The amplitude, mean, and standard deviation of the seven GMM components were used as high-level representations of the spectral response. Based on this compact representation, the best decision boundary was extracted from data by training a random forest classifier with 100 estimators. The use of random forests allowed one not only to obtain a competitive classification performance in a supervised fashion, but also to rank the feature importance44. The latter provided insight about how meaningful each Gaussian component and their corresponding spectral sub-bands were towards identifying the cell group.
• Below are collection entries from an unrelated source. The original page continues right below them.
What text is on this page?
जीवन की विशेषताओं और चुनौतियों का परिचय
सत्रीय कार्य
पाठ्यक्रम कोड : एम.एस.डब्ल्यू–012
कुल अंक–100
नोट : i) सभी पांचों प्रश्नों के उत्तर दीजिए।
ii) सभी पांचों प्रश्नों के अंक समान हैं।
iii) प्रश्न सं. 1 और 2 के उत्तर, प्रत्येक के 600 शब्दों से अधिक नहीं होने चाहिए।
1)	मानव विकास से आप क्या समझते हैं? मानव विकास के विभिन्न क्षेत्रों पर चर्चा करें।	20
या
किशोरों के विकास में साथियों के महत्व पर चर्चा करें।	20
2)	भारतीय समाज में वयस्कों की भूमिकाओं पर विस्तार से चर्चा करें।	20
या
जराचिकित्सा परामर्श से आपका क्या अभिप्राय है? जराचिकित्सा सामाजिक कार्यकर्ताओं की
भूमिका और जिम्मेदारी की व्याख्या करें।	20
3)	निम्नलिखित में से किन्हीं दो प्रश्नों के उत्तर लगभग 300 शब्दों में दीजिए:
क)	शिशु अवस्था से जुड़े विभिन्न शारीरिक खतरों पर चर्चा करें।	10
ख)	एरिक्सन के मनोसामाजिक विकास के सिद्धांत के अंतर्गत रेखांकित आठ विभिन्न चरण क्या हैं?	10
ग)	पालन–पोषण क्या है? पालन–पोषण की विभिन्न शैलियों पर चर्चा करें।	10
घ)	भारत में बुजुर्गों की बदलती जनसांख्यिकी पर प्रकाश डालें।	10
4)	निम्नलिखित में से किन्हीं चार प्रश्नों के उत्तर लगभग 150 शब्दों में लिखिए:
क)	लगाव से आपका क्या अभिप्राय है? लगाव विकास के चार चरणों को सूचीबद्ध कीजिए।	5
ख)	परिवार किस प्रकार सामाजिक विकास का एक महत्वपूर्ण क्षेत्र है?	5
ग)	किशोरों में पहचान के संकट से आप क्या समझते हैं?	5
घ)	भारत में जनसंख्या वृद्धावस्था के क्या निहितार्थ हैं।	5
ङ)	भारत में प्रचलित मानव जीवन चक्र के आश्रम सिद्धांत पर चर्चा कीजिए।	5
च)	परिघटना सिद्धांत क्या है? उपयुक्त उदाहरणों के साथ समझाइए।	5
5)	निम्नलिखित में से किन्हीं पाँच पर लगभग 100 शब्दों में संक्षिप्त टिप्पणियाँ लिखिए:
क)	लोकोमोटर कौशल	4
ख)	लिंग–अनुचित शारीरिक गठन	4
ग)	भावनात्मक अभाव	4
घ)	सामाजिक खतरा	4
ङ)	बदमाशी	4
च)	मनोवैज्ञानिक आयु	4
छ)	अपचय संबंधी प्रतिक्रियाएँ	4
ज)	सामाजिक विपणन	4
Single-cell analysis pipeline

Cell segmentation (FLIM)

Each cell was individually segmented using the routine Cellpose algorithm45. The whole cells in each FOV were manually selected by excluding any cells that were cut off at the edge of an image. These segmentations were further enriched by manually outlining masks for each cell nucleus. This allowed us to generate separate feature maps for each cell by looking only at the nucleus, cytoplasm, or the entire cell. Figure S3 shows the example segmentation masks for one FOV. For the Control vs. SAM-GFP-LNP dataset, 47 control cells and 100 SAM-GFP-LNP-treated cells were analyzed, while the Control vs. LNP dataset contained 53 control and 107 LNP-treated cells. Since two datasets were obtained on different days, so different control samples were imaged concurrently with each treatment group.

Feature extraction

Based on the segmentation mask for each cell, Intensity, morphological, intensity distribution, and colocalization/correlation features were extracted using CellProfiler and any features that contained NaN values or had zero variance across all cells were removed. In total, this provided approximately 320 features for the classification and characterization of each cell. Furthermore, it computed these features using the cell-level, nuclei, and cytoplasm segmentation masks and reported results for each of these three choices of feature sets.